St. Rose of Lima: the Flower of the New World
We may not say that St. Rose was the first saint of the New World, for God only knows His own; but she was the first of America’s children to be placed in the calendar of canonized saints–the first flower gathered from that part of the great garden over which St. Dominic has been placed as the husbandman of Jesus Christ.
Almost before she was out of her infancy, that love of Our Lord’s suffering, which was afterwards to become the ruling passion of her life, began to lay hold of little Rose’s heart. How God speaks to the baby souls of those early-chosen children of His special delight; by what channels the Divine secrets are imparted to their barely-opened minds; what marvelous gift enables them to entertain and understand thoughts far beyond their years–we cannot know; but that such special communications are made to some of the Saints even as little children is certain.
In St. Rose’s case the working of these mysterious operations in her heart was witnessed to by the fact that, as a little thing barely able to walk, she would often be found, having managed to escape from her guardians or companions, absorbed in deep infantine contemplation before a picture of the thorn-crowned Christ, in His mantle of scorn, which hung in her mother’s room.
Her own apprenticeship in her Master’s school, too, began early; for from the time that she was three years old Rose de Flores was the subject of one accident or complaint after another, and was kept perpetually in states of suffering which were sharp trials to her childish patience.
This ideal she realized in her life. It is this life of penance and mysticism which is presented to the reader in these pages. Everything in her life calls for admiration, many things for imitation, some, maybe, for explanation. The reader of this record of her ways and works will perforce exclaim: ‘Wonderful is God in His saints’–wonderful in their number, in their graces, in their variety.
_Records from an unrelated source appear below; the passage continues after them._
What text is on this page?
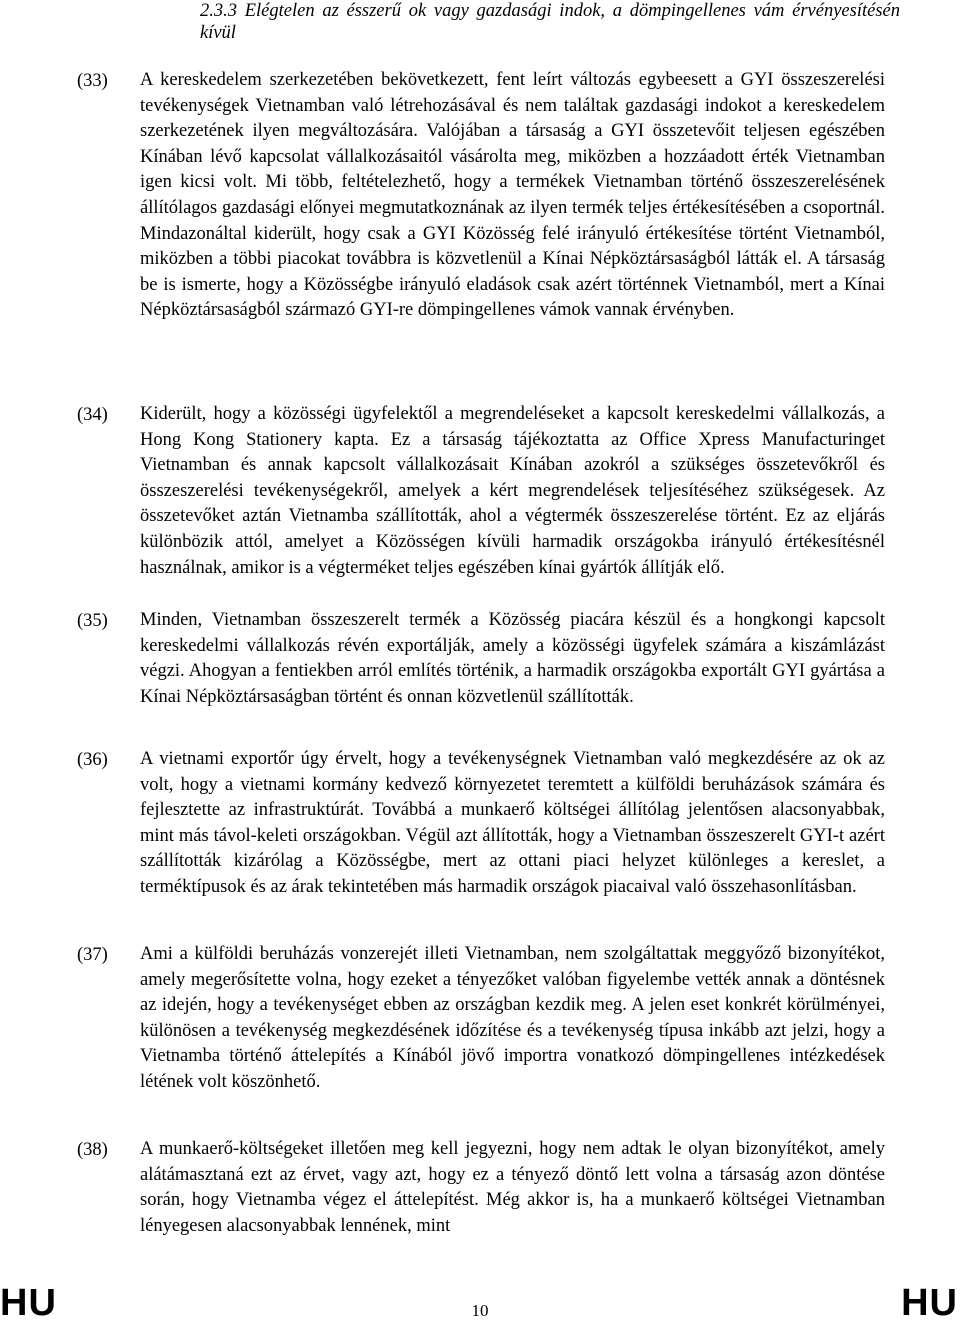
2.3.3 Elégtelen az ésszerű ok vagy gazdasági indok, a dömpingellenes vám érvényesítésén kívül
(33) A kereskedelem szerkezetében bekövetkezett, fent leírt változás egybeesett a GYI összeszerelési tevékenységek Vietnamban való létrehozásával és nem találtak gazdasági indokot a kereskedelem szerkezetének ilyen megváltozására. Valójában a társaság a GYI összetevőit teljesen egészében Kínában lévő kapcsolat vállalkozásaitól vásárolta meg, miközben a hozzáadott érték Vietnamban igen kicsi volt. Mi több, feltételezhető, hogy a termékek Vietnamban történő összeszerelésének állítólagos gazdasági előnyei megmutatkoznának az ilyen termék teljes értékesítésében a csoportnál. Mindazonáltal kiderült, hogy csak a GYI Közösség felé irányuló értékesítése történt Vietnamból, miközben a többi piacokat továbbra is közvetlenül a Kínai Népköztársaságból látták el. A társaság be is ismerte, hogy a Közösségbe irányuló eladások csak azért történnek Vietnamból, mert a Kínai Népköztársaságból származó GYI-re dömpingellenes vámok vannak érvényben.

(34) Kiderült, hogy a közösségi ügyfelektől a megrendeléseket a kapcsolt kereskedelmi vállalkozás, a Hong Kong Stationery kapta. Ez a társaság tájékoztatta az Office Xpress Manufacturinget Vietnamban és annak kapcsolt vállalkozásait Kínában azokról a szükséges összetevőkről és összeszerelési tevékenységekről, amelyek a kért megrendelések teljesítéséhez szükségesek. Az összetevőket aztán Vietnamba szállították, ahol a végtermék összeszerelése történt. Ez az eljárás különbözik attól, amelyet a Közösségen kívüli harmadik országokba irányuló értékesítésnél használnak, amikor is a végterméket teljes egészében kínai gyártók állítják elő.

(35) Minden, Vietnamban összeszerelt termék a Közösség piacára készül és a hongkongi kapcsolt kereskedelmi vállalkozás révén exportálják, amely a közösségi ügyfelek számára a kiszámlázást végzi. Ahogyan a fentiekben arról említés történik, a harmadik országokba exportált GYI gyártása a Kínai Népköztársaságban történt és onnan közvetlenül szállították.

(36) A vietnami exportőr úgy érvelt, hogy a tevékenységnek Vietnamban való megkezdésére az ok az volt, hogy a vietnami kormány kedvező környezetet teremtett a külföldi beruházások számára és fejlesztette az infrastruktúrát. Továbbá a munkaerő költségei állítólag jelentősen alacsonyabbak, mint más távol-keleti országokban. Végül azt állították, hogy a Vietnamban összeszerelt GYI-t azért szállították kizárólag a Közösségbe, mert az ottani piaci helyzet különleges a kereslet, a terméktípusok és az árak tekintetében más harmadik országok piacaival való összehasonlításban.

(37) Ami a külföldi beruházás vonzerejét illeti Vietnamban, nem szolgáltattak meggyőző bizonyítékot, amely megerősítette volna, hogy ezeket a tényezőket valóban figyelembe vették annak a döntésnek az idején, hogy a tevékenységet ebben az országban kezdik meg. A jelen eset konkrét körülményei, különösen a tevékenység megkezdésének időzítése és a tevékenység típusa inkább azt jelzi, hogy a Vietnamba történő áttelepítés a Kínából jövő importra vonatkozó dömpingellenes intézkedések létének volt köszönhető.

(38) A munkaerő-költségeket illetően meg kell jegyezni, hogy nem adtak le olyan bizonyítékot, amely alátámasztaná ezt az érvet, vagy azt, hogy ez a tényező döntő lett volna a társaság azon döntése során, hogy Vietnamba végez el áttelepítést. Még akkor is, ha a munkaerő költségei Vietnamban lényegesen alacsonyabbak lennének, mint

HU	10	HU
St. Rose’s life was eminently wonderful in its marvelous penance, its deep, earnest, and all but continuous prayer, its perfect union with God. She studied in the school of Christ; her book was the Cross; her Master the Crucified. Naturally of delicate health, weak in body, and physically feeble, hers was a life of chronic suffering. To this she added much fasting, abstinence, and penances of every kind, as will be seen from the perusal of this interesting and instructive life. But all her sufferings, whether sent by God or self-inflicted, were borne for God, with God, and in God.
She could say with the Apostle: ‘With Christ I am nailed to the Cross; and I live, now not I, but Christ liveth in me. Her suffering life was a life of detachment from the world–a life of union with God. If she could make her own the words of St. Paul, ‘The world is crucified to me, and I to the world, she could add with equal truth, ‘I live in the faith of the Son of God, Who loved me and delivered Himself for me.’